As you might imagine, Nolan is a very intelligent guy, and likely has more than a few thoughts swirling in his head in regards to the current superhero film craze, its longevity, and whether or not its something he would ever be willing to return to. Thankfully, someone recently asked him about all of this.
In an interview with Time Out Chicago, Nolan was asked about his feelings surrounding the major announcements from both Marvel Studios and Warner Bros., and since he obviously has a greater tie to the DC side of things, he was pretty open with his feelings about Warner Bros. production of superhero films, and what it could mean for the genre as a whole going forward. He said,
Yeah, I love working in that field and hopefully I’ve added something to it. I know to some extent we encouraged more of it. You don’t want Hollywood to hit saturation point with those things. But then Zack Snyder is now doing his part by bringing Batman and Superman into one film [for 2016’s Batman vs. Superman: Dawn of Justice], so that limits the number!
But yes, DC Comics have just announced an enormous number of movies. Well, you know, as long as that’s the ride people want, the studios will continue to offer it. I don’t see it as a limited genre. If I did, I never would have worked for almost ten years in that genre. I think like any genre, like the Western, it has limitless opportunities. It’s just about the audience’s appetite. What’s very important is that the studios be open to making other sorts of films at the same time.

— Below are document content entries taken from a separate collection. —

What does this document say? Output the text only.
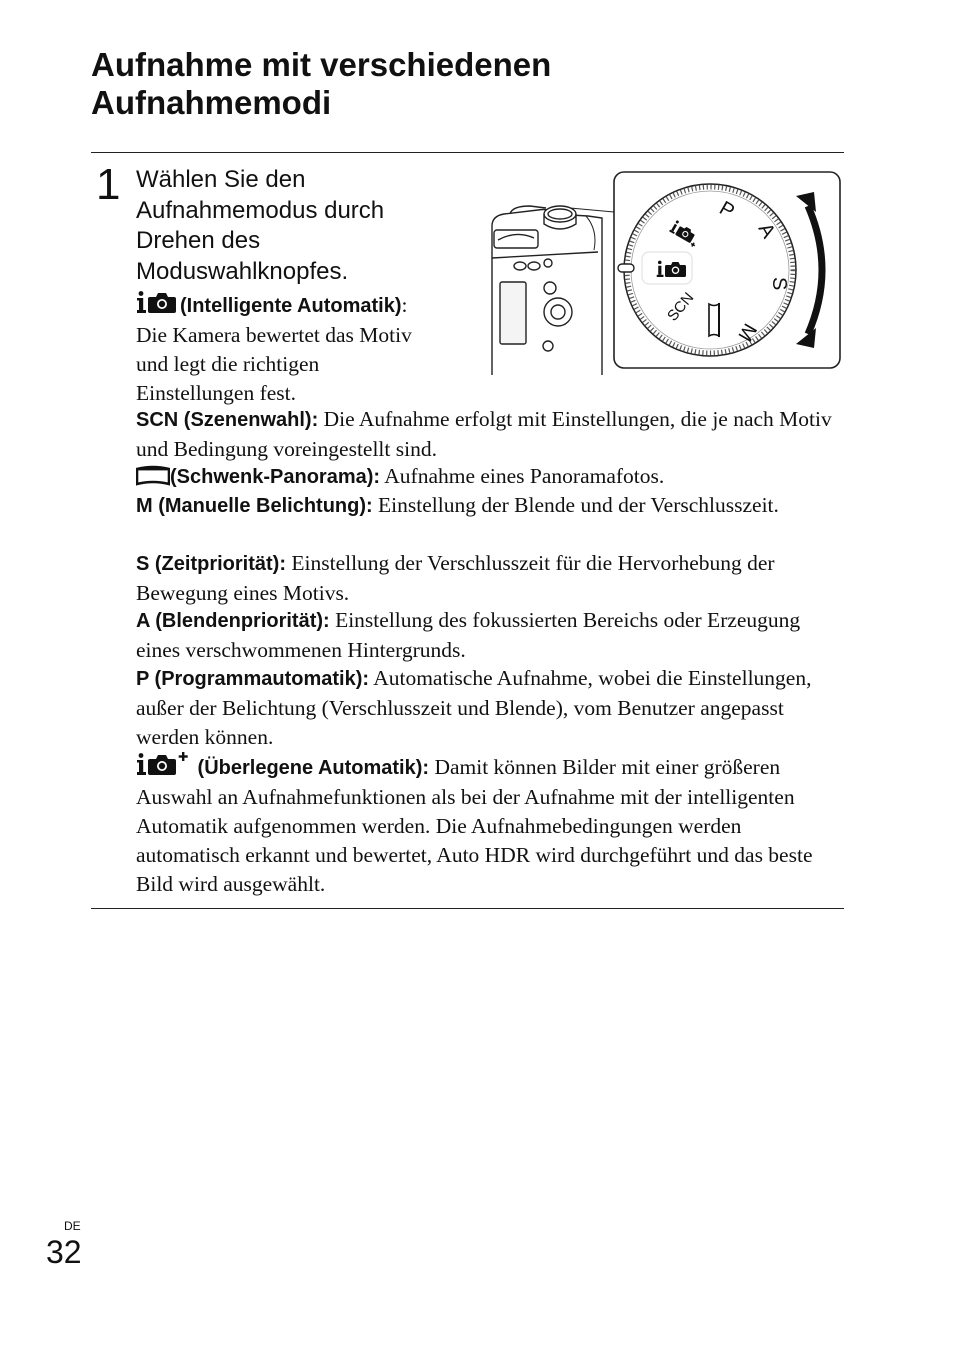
Aufnahme mit verschiedenen
Aufnahmemodi
1 Wählen Sie den Aufnahmemodus durch Drehen des Moduswahlknopfes.
(Intelligente Automatik):
Die Kamera bewertet das Motiv
und legt die richtigen
Einstellungen fest.
SCN (Szenenwahl): Die Aufnahme erfolgt mit Einstellungen, die je nach Motiv und Bedingung voreingestellt sind.
(Schwenk-Panorama): Aufnahme eines Panoramafotos.
M (Manuelle Belichtung): Einstellung der Blende und der Verschlusszeit.
S (Zeitpriorität): Einstellung der Verschlusszeit für die Hervorhebung der Bewegung eines Motivs.
A (Blendenpriorität): Einstellung des fokussierten Bereichs oder Erzeugung eines verschwommenen Hintergrunds.
P (Programmautomatik): Automatische Aufnahme, wobei die Einstellungen, außer der Belichtung (Verschlusszeit und Blende), vom Benutzer angepasst werden können.
(Überlegene Automatik): Damit können Bilder mit einer größeren Auswahl an Aufnahmefunktionen als bei der Aufnahme mit der intelligenten Automatik aufgenommen werden. Die Aufnahmebedingungen werden automatisch erkannt und bewertet, Auto HDR wird durchgeführt und das beste Bild wird ausgewählt.
P
A
S
M
SCN
DE
32
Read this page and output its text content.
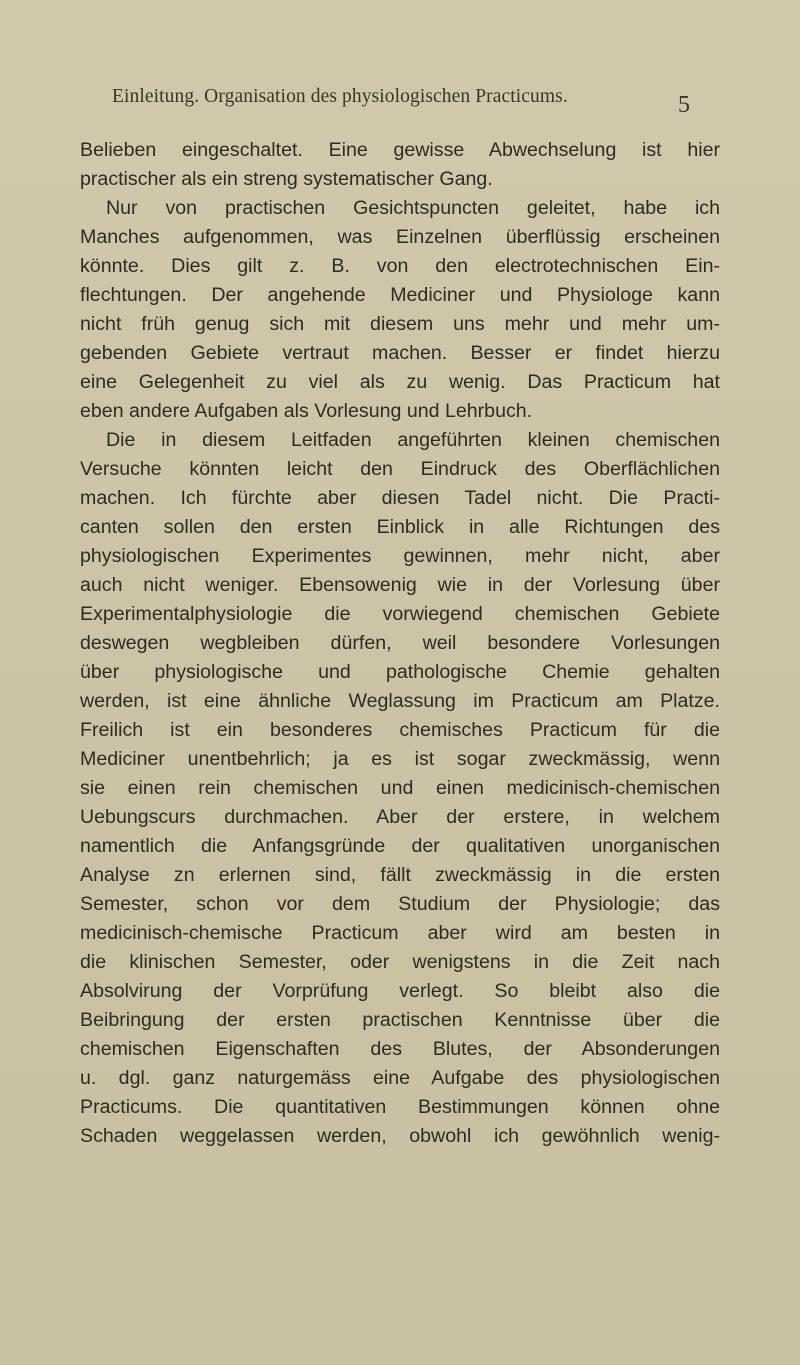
Einleitung. Organisation des physiologischen Practicums.	5
Belieben eingeschaltet. Eine gewisse Abwechselung ist hier
practischer als ein streng systematischer Gang.
Nur von practischen Gesichtspuncten geleitet, habe ich
Manches aufgenommen, was Einzelnen überflüssig erscheinen
könnte. Dies gilt z. B. von den electrotechnischen Ein-
flechtungen. Der angehende Mediciner und Physiologe kann
nicht früh genug sich mit diesem uns mehr und mehr um-
gebenden Gebiete vertraut machen. Besser er findet hierzu
eine Gelegenheit zu viel als zu wenig. Das Practicum hat
eben andere Aufgaben als Vorlesung und Lehrbuch.
Die in diesem Leitfaden angeführten kleinen chemischen
Versuche könnten leicht den Eindruck des Oberflächlichen
machen. Ich fürchte aber diesen Tadel nicht. Die Practi-
canten sollen den ersten Einblick in alle Richtungen des
physiologischen Experimentes gewinnen, mehr nicht, aber
auch nicht weniger. Ebensowenig wie in der Vorlesung über
Experimentalphysiologie die vorwiegend chemischen Gebiete
deswegen wegbleiben dürfen, weil besondere Vorlesungen
über physiologische und pathologische Chemie gehalten
werden, ist eine ähnliche Weglassung im Practicum am Platze.
Freilich ist ein besonderes chemisches Practicum für die
Mediciner unentbehrlich; ja es ist sogar zweckmässig, wenn
sie einen rein chemischen und einen medicinisch-chemischen
Uebungscurs durchmachen. Aber der erstere, in welchem
namentlich die Anfangsgründe der qualitativen unorganischen
Analyse zn erlernen sind, fällt zweckmässig in die ersten
Semester, schon vor dem Studium der Physiologie; das
medicinisch-chemische Practicum aber wird am besten in
die klinischen Semester, oder wenigstens in die Zeit nach
Absolvirung der Vorprüfung verlegt. So bleibt also die
Beibringung der ersten practischen Kenntnisse über die
chemischen Eigenschaften des Blutes, der Absonderungen
u. dgl. ganz naturgemäss eine Aufgabe des physiologischen
Practicums. Die quantitativen Bestimmungen können ohne
Schaden weggelassen werden, obwohl ich gewöhnlich wenig-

Nolan was also asked if he feels he helped to raise the bar for what audiences consider a good comic book movie.
I would love to think so. It’s not really for me to say, but it was the ambition for the films, definitely. When you work in any genre, you’re looking to transcend it. You don’t make a genre film wanting to make a re-tread or parody or satire. You’re working in a particular constraint but you’re looking to force that box to be a little wider.
Nolan was also asked about whether or not he sees himself returning to comic book cinema, and gave an open-ended answer while also sounding somewhat definitively skeptical.
I think I had a great experience with the superhero genre and got to explore a lot of things, but it was a good decade of my life and I find it hard to imagine returning to it. But never say never.
Interstellar opens in theaters on November 5th in 70mm theaters, and November 7th for everywhere else. We’ll just have to see what the future holds for the director once his latest film is out for the world to see.